C'était avec une petite crainte que je me suis déplacé au cinéma hier soir pour voir ce nouveau film de Sofia Coppola, réalisatrice qui m'avait comblé grâce aux deux films d'elle que j'ai vu auparavant à savoir Virgin Suicides et Lost in Translation. Une crainte vite levée, la fille de Dieu (sisi
) signe encore une fois une oeuvre forte et bouleversante.
Ce n'était donc pas une légende, le film commence bien par un plan fixe de quelques minutes filmant une Ferrari faisant des tours de piste. Ce qui agacera déjà beaucoup de monde à ce stade de film m'a au contraire mis en confiance, c'est une scène qui impose un rythme et qui n'est pas laissée là au hasard. Sofia Coppola signe une nouvelle oeuvre intimiste, intimiste comme sa mise en scène encore une fois qui reste sobre, pure, dénuée de quelconque effets de style. La cinéaste filme un morceau de vie avec une grande finesse et met en scène des personnages "vrais", qui sonnent juste.
Stephen Dorff offre une bien belle composition et l'alchimie entre lui et la jeune Elle Fanning est parfaite. Cette histoire d'un père et d'une fille qui passent quelques (rares) moments ensemble m'a touché.
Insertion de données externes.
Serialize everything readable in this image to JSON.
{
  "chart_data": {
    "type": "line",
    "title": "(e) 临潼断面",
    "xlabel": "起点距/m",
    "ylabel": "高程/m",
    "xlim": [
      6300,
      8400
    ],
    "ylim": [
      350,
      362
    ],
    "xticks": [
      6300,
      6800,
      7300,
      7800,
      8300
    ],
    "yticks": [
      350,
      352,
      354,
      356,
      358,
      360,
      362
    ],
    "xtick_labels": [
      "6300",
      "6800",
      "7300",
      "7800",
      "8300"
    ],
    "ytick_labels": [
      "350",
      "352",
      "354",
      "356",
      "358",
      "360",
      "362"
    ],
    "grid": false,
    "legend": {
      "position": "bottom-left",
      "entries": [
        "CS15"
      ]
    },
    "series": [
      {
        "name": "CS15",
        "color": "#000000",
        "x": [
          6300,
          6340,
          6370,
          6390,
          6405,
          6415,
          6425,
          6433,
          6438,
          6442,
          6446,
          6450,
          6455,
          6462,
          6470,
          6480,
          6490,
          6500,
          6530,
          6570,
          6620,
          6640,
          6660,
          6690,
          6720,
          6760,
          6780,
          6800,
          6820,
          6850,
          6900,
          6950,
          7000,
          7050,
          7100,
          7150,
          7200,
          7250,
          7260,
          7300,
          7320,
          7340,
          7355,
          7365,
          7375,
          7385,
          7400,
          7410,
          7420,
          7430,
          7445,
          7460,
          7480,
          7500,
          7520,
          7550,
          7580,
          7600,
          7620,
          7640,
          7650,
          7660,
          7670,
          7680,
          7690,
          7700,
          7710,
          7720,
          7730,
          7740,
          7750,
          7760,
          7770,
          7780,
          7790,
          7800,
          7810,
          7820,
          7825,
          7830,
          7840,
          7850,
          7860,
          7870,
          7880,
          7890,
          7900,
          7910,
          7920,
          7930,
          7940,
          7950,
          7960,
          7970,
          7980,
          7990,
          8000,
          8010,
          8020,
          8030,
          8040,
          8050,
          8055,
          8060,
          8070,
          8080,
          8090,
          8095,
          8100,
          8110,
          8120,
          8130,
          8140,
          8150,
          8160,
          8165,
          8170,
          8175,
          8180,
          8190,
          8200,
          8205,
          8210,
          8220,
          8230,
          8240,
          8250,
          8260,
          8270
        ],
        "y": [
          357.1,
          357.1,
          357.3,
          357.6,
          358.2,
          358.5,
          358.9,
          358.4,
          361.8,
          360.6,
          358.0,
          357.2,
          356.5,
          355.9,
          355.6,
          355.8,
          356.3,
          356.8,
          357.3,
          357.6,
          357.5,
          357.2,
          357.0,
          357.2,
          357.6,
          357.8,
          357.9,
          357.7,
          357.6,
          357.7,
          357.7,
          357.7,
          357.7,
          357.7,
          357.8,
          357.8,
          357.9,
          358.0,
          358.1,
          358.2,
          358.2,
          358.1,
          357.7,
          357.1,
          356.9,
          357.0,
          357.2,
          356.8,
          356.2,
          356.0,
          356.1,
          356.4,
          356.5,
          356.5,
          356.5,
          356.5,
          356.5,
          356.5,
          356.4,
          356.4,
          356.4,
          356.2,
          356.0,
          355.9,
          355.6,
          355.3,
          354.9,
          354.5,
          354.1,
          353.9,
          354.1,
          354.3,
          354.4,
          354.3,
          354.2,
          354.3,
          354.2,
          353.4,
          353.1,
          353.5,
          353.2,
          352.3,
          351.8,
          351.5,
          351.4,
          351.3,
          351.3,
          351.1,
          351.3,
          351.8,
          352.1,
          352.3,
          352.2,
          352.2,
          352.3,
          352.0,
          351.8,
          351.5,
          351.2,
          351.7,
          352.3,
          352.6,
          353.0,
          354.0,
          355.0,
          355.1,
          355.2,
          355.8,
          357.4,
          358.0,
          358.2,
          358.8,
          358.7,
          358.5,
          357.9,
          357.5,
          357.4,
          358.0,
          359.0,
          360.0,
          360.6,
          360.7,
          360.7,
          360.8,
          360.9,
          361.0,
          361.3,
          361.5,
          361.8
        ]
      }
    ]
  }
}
On aurait voulu les voir plus souvent ensemble à l'écran, mais ceci aurait nuit au film, tant son intérêt demeure dans ces rares moments de tendresse qui succèdent à de vastes instants d'ennui. Les scènes s'étirent afin de mieux le percevoir mais jamais pour me le faire ressentir, j'ai été assez subjugué par la beauté de l'oeuvre en son ensemble, c'est un film vraiment très beau.
D'une idée de départ toute simple, Sofia Coppola réalise un film fort, touchant et sûrement très personnel. Elle s'immisce malicieusement dans la vie de ses personnages pour mieux en souligner les traits, pour mieux les percevoir, les comprendre et évite toute surenchère dramatique, ces personnages respirent l'authenticité. C'est un produit de cinéma pur, quelque chose d'unique. J'émettrais quand même quelques réserves quant au fait que quelques marques apparaissent bien en évidence mais bon ça devient habituel maintenant et la scène de fin reste un peu réductrice même si elle m'a plu. J'aurais peut-être souhaité un approfondissement du personnage de Stephen Dorff mais peut-être cela aurait été de trop et aurait trahi un peu l'ambiance générale. Mais qu'importe, la Sofia me comble une fois de plus avec ce bien beau film, léger et subtil, à l'ambiance si envoûtante et aux personnages si touchants. Vivement que je voie Marie-Antoinette maintenant, ah Sofia je t'aime!